I thoroughly enjoyed it!  Jen is easy to read; honestly and humorously sharing her thoughts and experiences. I came away from this book convinced that I must, can, and want do better with the excess in my life.

I enjoyed 7 so much that I followed it up with For The Love and have rarely laughed so much while reading a book! But as you're laughing, you are being convicted by Jen's simple take on God's requirements of us, and comforted by His promises to us.

www.jenhatmaker.com



FOR THE LOVE

The majority of our joys, struggles, thrills, and heartbreaks relate to people, beginning first 
with ourselves and then the people we came from, married, birthed, live by, live for, 
go to church with, don’t like, don’t understand, fear, struggle with, compare ourselves to, 
and judge. People are the best and worst thing about the human life.

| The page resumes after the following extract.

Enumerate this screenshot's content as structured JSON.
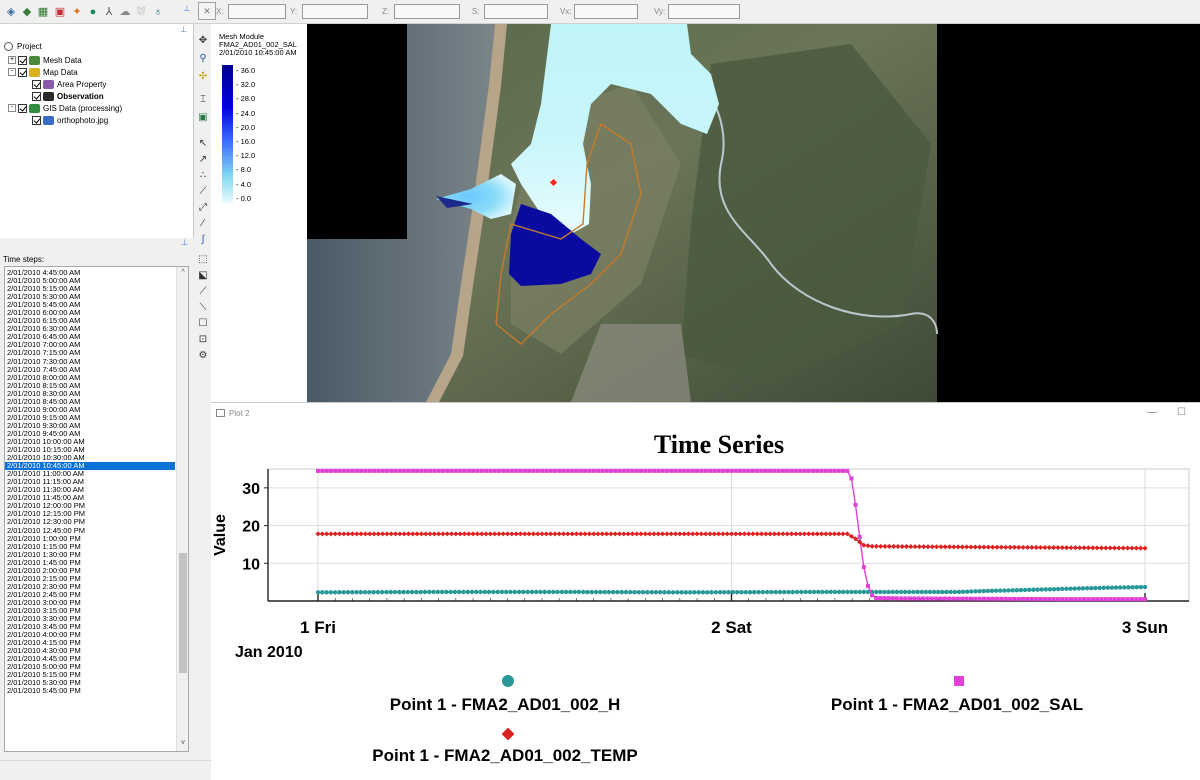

Jen Hatmaker knows this all too well, and so she reveals how to practice kindness, grace,
 truthfulness, vision, and love to ourselves and those around us. By doing this, For the Love 
leads our generation to reimagine Jesus’ grace as a way of life, and it does it in a funny 
yet profound manner that Christian readers will love. Along the way, Hatmaker shows 
readers how to reclaim their prophetic voices and become Good News again to a 
hurting, polarized world.


Here's a favorite quote from each book:

     "As Jesus explained, the right things have to die so the right things can live - we die to
 selfishness, greed, power, accumulation, prestige, and self-preservation giving life to 
community, generosity, compassion, mercy, brotherhood, kindness, and love"  (7)

    

     "The best I offer the world is the truth - my highest gift.  What the world does with it is not 
up to me. I am not in charge of outcomes, opinions, assessments.  I am not in the business of 
damage control." (For the Love) 

I highly recommend both books, but more importantly, my sister, Jamie, does and she's
young, "hip", and "with it"!! :)

Love ya'll,
Shelli 


"Don't try to win over the haters; you're not the jackass whisperer."
Jen Hatmaker 







1 comment:

Jamie said...

Aawwwwwwww....... I just love this! And since I'm so young and hip then you know it must be great! Especially love the closing quote!